In the local market, cotton prices have shot up over 15 percent in just the last six weeks. The rally, which looks more like a speculative bubble has created a buying frenzy, pushing prices above what can be construed as fundamentally justified levels.
Worse! The scenario sets perfect stage for further price increase at home, given the wide discount - currently 9 percent -- between local and international cotton prices.
Tailgating the price of cotton futures in international market, the home grown commodity is likely to cross Rs5500 per maund from its current price of Rs4750 per maund. In international market, cotton prices have jumped more than 50 percent this year on account of falling global production as rebounding consumption breathes life into the market.

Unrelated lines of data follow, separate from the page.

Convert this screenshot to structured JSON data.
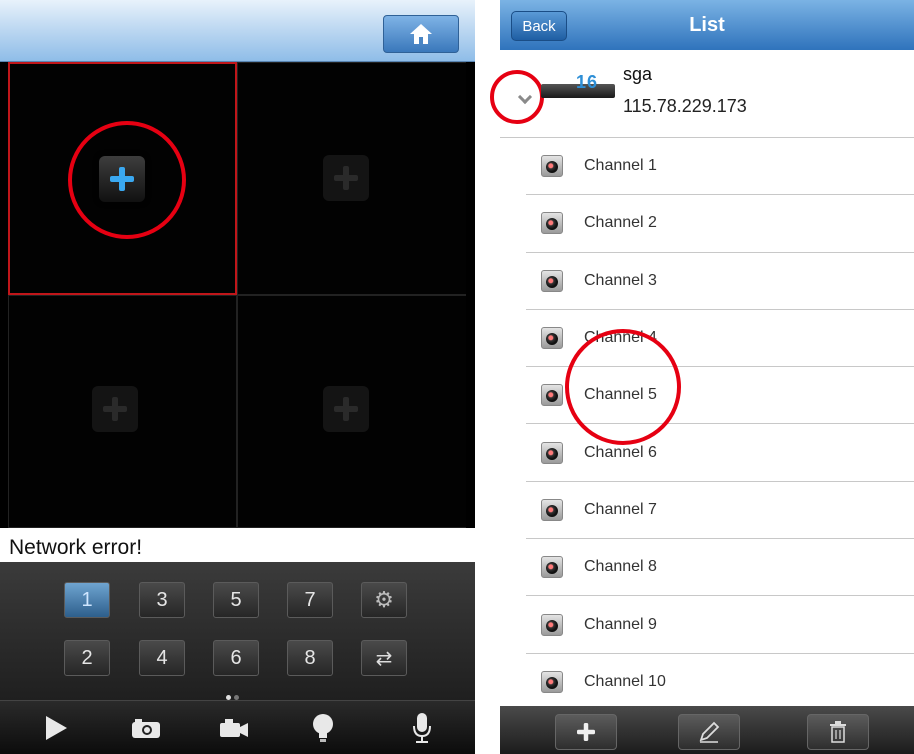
{
  "left_panel": {
    "status_text": "Network error!",
    "number_buttons": [
      "1",
      "3",
      "5",
      "7",
      "2",
      "4",
      "6",
      "8"
    ],
    "selected_number": "1",
    "side_buttons": [
      "settings",
      "switch"
    ],
    "page_dots": 2,
    "toolbar": [
      "play",
      "snapshot",
      "record",
      "light",
      "microphone"
    ]
  },
  "right_panel": {
    "back_label": "Back",
    "title": "List",
    "device": {
      "badge": "16",
      "name": "sga",
      "ip": "115.78.229.173"
    },
    "channels": [
      "Channel 1",
      "Channel 2",
      "Channel 3",
      "Channel 4",
      "Channel 5",
      "Channel 6",
      "Channel 7",
      "Channel 8",
      "Channel 9",
      "Channel 10"
    ],
    "bottom_actions": [
      "add",
      "edit",
      "delete"
    ]
  },
  "colors": {
    "accent_blue": "#3aa8f0",
    "highlight_red": "#e60012",
    "header_blue": "#2f73bc"
  }
}
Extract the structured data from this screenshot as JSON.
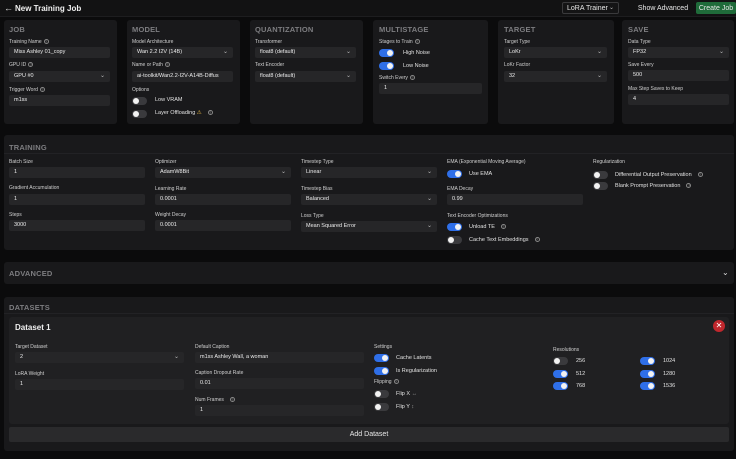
{
  "header": {
    "title": "New Training Job",
    "trainer_select": "LoRA Trainer",
    "show_advanced": "Show Advanced",
    "create_job": "Create Job"
  },
  "job": {
    "title": "JOB",
    "training_name_label": "Training Name",
    "training_name": "Miss Ashley 01_copy",
    "gpu_label": "GPU ID",
    "gpu": "GPU #0",
    "trigger_label": "Trigger Word",
    "trigger": "m1ss"
  },
  "model": {
    "title": "MODEL",
    "arch_label": "Model Architecture",
    "arch": "Wan 2.2 I2V (14B)",
    "path_label": "Name or Path",
    "path": "ai-toolkit/Wan2.2-I2V-A14B-Diffus",
    "options_label": "Options",
    "low_vram": "Low VRAM",
    "layer_offloading": "Layer Offloading",
    "warn": "⚠"
  },
  "quantization": {
    "title": "QUANTIZATION",
    "transformer_label": "Transformer",
    "transformer": "float8 (default)",
    "text_encoder_label": "Text Encoder",
    "text_encoder": "float8 (default)"
  },
  "multistage": {
    "title": "MULTISTAGE",
    "stages_label": "Stages to Train",
    "high_noise": "High Noise",
    "low_noise": "Low Noise",
    "switch_label": "Switch Every",
    "switch": "1"
  },
  "target": {
    "title": "TARGET",
    "type_label": "Target Type",
    "type": "LoKr",
    "factor_label": "LoKr Factor",
    "factor": "32"
  },
  "save": {
    "title": "SAVE",
    "dtype_label": "Data Type",
    "dtype": "FP32",
    "every_label": "Save Every",
    "every": "500",
    "max_label": "Max Step Saves to Keep",
    "max": "4"
  },
  "training": {
    "title": "TRAINING",
    "batch_label": "Batch Size",
    "batch": "1",
    "grad_label": "Gradient Accumulation",
    "grad": "1",
    "steps_label": "Steps",
    "steps": "3000",
    "optimizer_label": "Optimizer",
    "optimizer": "AdamW8Bit",
    "lr_label": "Learning Rate",
    "lr": "0.0001",
    "wd_label": "Weight Decay",
    "wd": "0.0001",
    "ts_type_label": "Timestep Type",
    "ts_type": "Linear",
    "ts_bias_label": "Timestep Bias",
    "ts_bias": "Balanced",
    "loss_label": "Loss Type",
    "loss": "Mean Squared Error",
    "ema_label": "EMA (Exponential Moving Average)",
    "use_ema": "Use EMA",
    "ema_decay_label": "EMA Decay",
    "ema_decay": "0.99",
    "te_opt_label": "Text Encoder Optimizations",
    "unload_te": "Unload TE",
    "cache_te": "Cache Text Embeddings",
    "reg_label": "Regularization",
    "diff_output": "Differential Output Preservation",
    "blank_prompt": "Blank Prompt Preservation"
  },
  "advanced": {
    "title": "ADVANCED"
  },
  "datasets": {
    "title": "DATASETS",
    "dataset_title": "Dataset 1",
    "target_label": "Target Dataset",
    "target": "2",
    "lora_weight_label": "LoRA Weight",
    "lora_weight": "1",
    "caption_label": "Default Caption",
    "caption": "m1ss Ashley Wall, a woman",
    "dropout_label": "Caption Dropout Rate",
    "dropout": "0.01",
    "frames_label": "Num Frames",
    "frames": "1",
    "settings_label": "Settings",
    "cache_latents": "Cache Latents",
    "is_reg": "Is Regularization",
    "flipping_label": "Flipping",
    "flip_x": "Flip X",
    "flip_x_sym": "↔",
    "flip_y": "Flip Y",
    "flip_y_sym": "↕",
    "res_label": "Resolutions",
    "res": [
      "256",
      "512",
      "768",
      "1024",
      "1280",
      "1536"
    ],
    "add_dataset": "Add Dataset"
  },
  "colors": {
    "accent": "#2f6fe8",
    "create": "#1f6b3a",
    "danger": "#c0272d"
  }
}
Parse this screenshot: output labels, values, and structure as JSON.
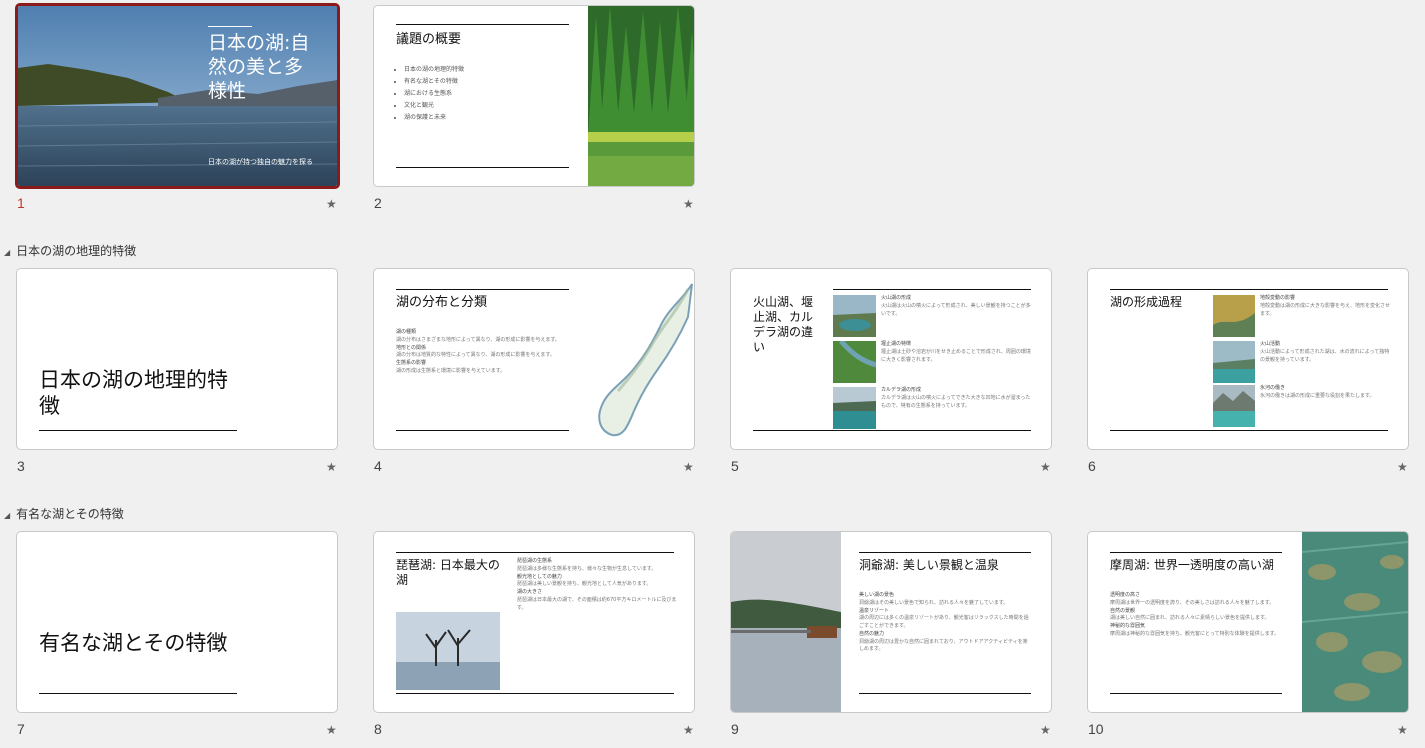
{
  "sections": [
    {
      "label": "日本の湖の地理的特徴"
    },
    {
      "label": "有名な湖とその特徴"
    }
  ],
  "slides": [
    {
      "number": "1",
      "title": "日本の湖:自然の美と多様性",
      "subtitle": "日本の湖が持つ独自の魅力を探る"
    },
    {
      "number": "2",
      "title": "議題の概要",
      "bullets": [
        "日本の湖の地理的特徴",
        "有名な湖とその特徴",
        "湖における生態系",
        "文化と観光",
        "湖の保護と未来"
      ]
    },
    {
      "number": "3",
      "title": "日本の湖の地理的特徴"
    },
    {
      "number": "4",
      "title": "湖の分布と分類",
      "items": [
        "湖の種類",
        "湖の分布はさまざまな地形によって異なり、湖の形成に影響を与えます。",
        "地形との関係",
        "湖の分布は地質的な特性によって異なり、湖の形成に影響を与えます。",
        "生態系の影響",
        "湖の形成は生態系と環境に影響を与えています。"
      ]
    },
    {
      "number": "5",
      "title": "火山湖、堰止湖、カルデラ湖の違い",
      "items": [
        "火山湖の形成",
        "火山湖は火山の噴火によって形成され、美しい景観を持つことが多いです。",
        "堰止湖の特徴",
        "堰止湖は土砂や溶岩が川をせき止めることで形成され、周囲の環境に大きく影響されます。",
        "カルデラ湖の形成",
        "カルデラ湖は火山の噴火によってできた大きな凹地に水が溜まったもので、特有の生態系を持っています。"
      ]
    },
    {
      "number": "6",
      "title": "湖の形成過程",
      "items": [
        "地殻変動の影響",
        "地殻変動は湖の形成に大きな影響を与え、地形を変化させます。",
        "火山活動",
        "火山活動によって形成された湖は、水の流れによって独特の景観を持っています。",
        "氷河の働き",
        "氷河の働きは湖の形成に重要な役割を果たします。"
      ]
    },
    {
      "number": "7",
      "title": "有名な湖とその特徴"
    },
    {
      "number": "8",
      "title": "琵琶湖: 日本最大の湖",
      "items": [
        "琵琶湖の生態系",
        "琵琶湖は多様な生態系を持ち、様々な生物が生息しています。",
        "観光地としての魅力",
        "琵琶湖は美しい景観を持ち、観光地として人気があります。",
        "湖の大きさ",
        "琵琶湖は日本最大の湖で、その面積は約670平方キロメートルに及びます。"
      ]
    },
    {
      "number": "9",
      "title": "洞爺湖: 美しい景観と温泉",
      "items": [
        "美しい湖の景色",
        "洞爺湖はその美しい景色で知られ、訪れる人々を魅了しています。",
        "温泉リゾート",
        "湖の周辺には多くの温泉リゾートがあり、観光客はリラックスした時間を過ごすことができます。",
        "自然の魅力",
        "洞爺湖の周辺は豊かな自然に囲まれており、アウトドアアクティビティを楽しめます。"
      ]
    },
    {
      "number": "10",
      "title": "摩周湖: 世界一透明度の高い湖",
      "items": [
        "透明度の高さ",
        "摩周湖は世界一の透明度を誇り、その美しさは訪れる人々を魅了します。",
        "自然の景観",
        "湖は美しい自然に囲まれ、訪れる人々に素晴らしい景色を提供します。",
        "神秘的な雰囲気",
        "摩周湖は神秘的な雰囲気を持ち、観光客にとって特別な体験を提供します。"
      ]
    }
  ],
  "star_glyph": "★",
  "colors": {
    "selected_border": "#8b1a1a",
    "selected_number": "#c0392b"
  }
}
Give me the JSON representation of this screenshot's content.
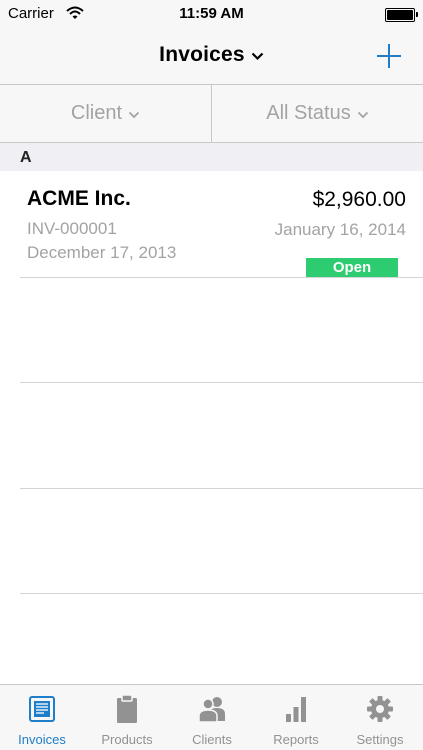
{
  "status_bar": {
    "carrier": "Carrier",
    "time": "11:59 AM",
    "wifi_icon": "wifi-icon",
    "battery_icon": "battery-icon"
  },
  "nav": {
    "title": "Invoices",
    "title_icon": "chevron-down-icon",
    "add_icon": "plus-icon"
  },
  "filters": {
    "client_label": "Client",
    "status_label": "All Status"
  },
  "sections": [
    {
      "letter": "A",
      "invoices": [
        {
          "client": "ACME Inc.",
          "number": "INV-000001",
          "date": "December 17, 2013",
          "amount": "$2,960.00",
          "due_date": "January 16, 2014",
          "status": "Open",
          "status_color": "#2ecc71"
        }
      ]
    }
  ],
  "tabs": [
    {
      "label": "Invoices",
      "icon": "invoice-icon",
      "active": true
    },
    {
      "label": "Products",
      "icon": "clipboard-icon",
      "active": false
    },
    {
      "label": "Clients",
      "icon": "people-icon",
      "active": false
    },
    {
      "label": "Reports",
      "icon": "bar-chart-icon",
      "active": false
    },
    {
      "label": "Settings",
      "icon": "gear-icon",
      "active": false
    }
  ],
  "colors": {
    "accent": "#1f7ec9",
    "inactive": "#929292",
    "muted_text": "#a3a3a3",
    "open_badge": "#2ecc71"
  }
}
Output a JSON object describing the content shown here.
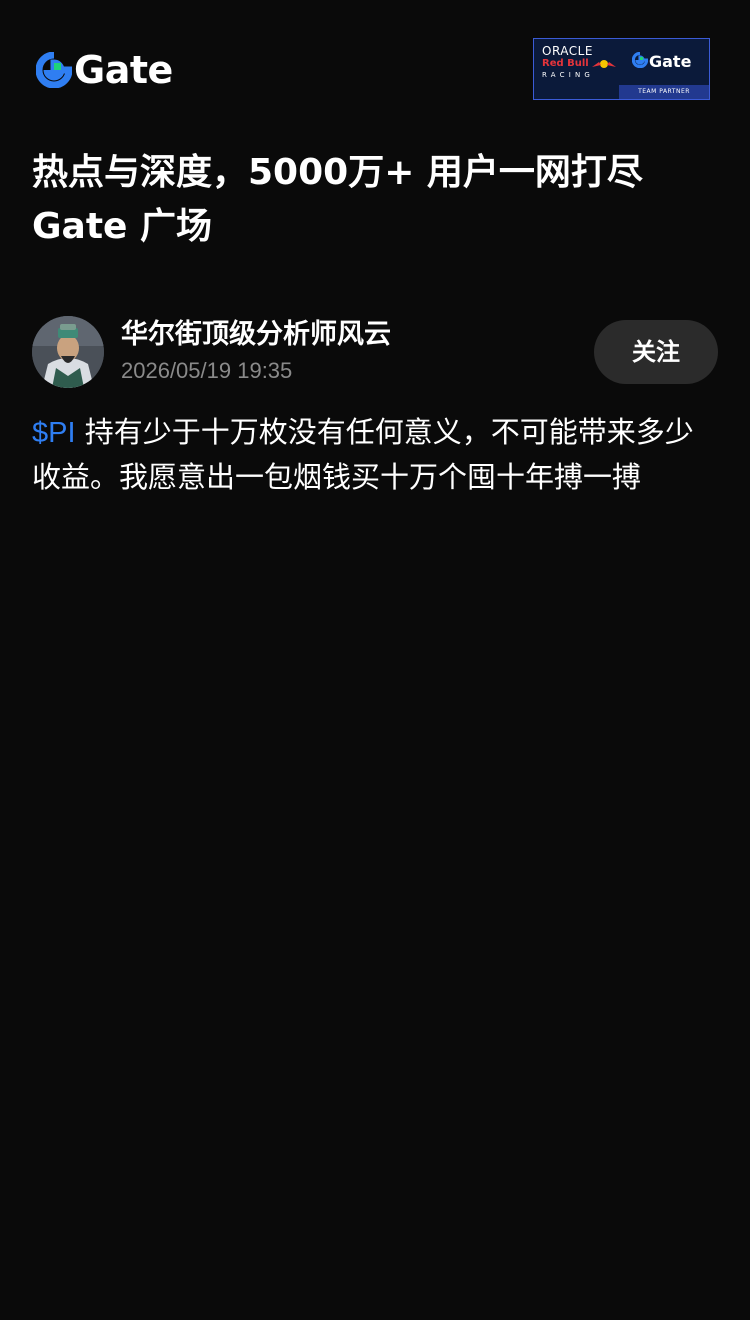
{
  "header": {
    "logo_text": "Gate",
    "brand_color": "#2f7ef2",
    "partner_badge": {
      "oracle": "ORACLE",
      "redbull": "Red Bull",
      "racing": "RACING",
      "gate_text": "Gate",
      "tag": "TEAM PARTNER"
    }
  },
  "headline": {
    "line1": "热点与深度，5000万+ 用户一网打尽",
    "line2": "Gate 广场"
  },
  "post": {
    "author_name": "华尔街顶级分析师风云",
    "timestamp": "2026/05/19 19:35",
    "follow_label": "关注",
    "ticker": "$PI",
    "text_line1_rest": " 持有少于十万枚没有任何意义，不可能带来多少",
    "text_line2": "收益。我愿意出一包烟钱买十万个囤十年搏一搏",
    "ticker_color": "#2f7ef2"
  }
}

In its monthly demand-supply outlook, the US Department of Agriculture recently projected world cotton production at 103 million bales in the year through July 2010, down 4 percent from the previous year. Global consumption, on the other hand, is expected to rise 3 percent year-on-year to 114.5 million bales, drawing down global stockpiles.
The International Cotton Advisory Committee is of the similar opinion, saying that global cotton stocks in this season will see the largest annual decline in seven years.
At present, most farmers or ginners who sell their crop far in advance - in Brazil or West Africa - have almost sold out their stock. Therefore, like other commodity markets, price moves in cotton have raised suspicions about the impact of commodity investors worldwide, who buy and hold futures as a way to diversify their portfolios and guard against inflation or currency weakness.
Consequently, countries that normally sell on immediate shipment - India, Pakistan and Greece - are attractive avenues for now. Pakistans largely cotton-based textile industry has in recent weeks intensified its efforts to get cotton exports banned. From its own perspective, the industry may be justified in demanding a prohibition on exports as local prices have risen to levels uneconomic for the industry.
Hence, in the first flight, many of the local textile makers took off. Many have reportedly shifted their manufacturing units to Bangladesh while others are in the process of relocation. This is no surprise, considering that its natural for the capital to move towards better opportunities.
But for those manufacturers who, instead of walking away, wish to survive in current environment, which might persist in subsequent years, here is a small tip: think of how to build capacity to compete with cotton traders and exporters in the marketplace.
Establishing backward linkages and contract farming is also a good option, if textile makers wish ensure smooth supply of cost effective raw material in future. But surely, the industry has a lot of homework to do instead of relying solely on the government that has paid a deaf ear so far.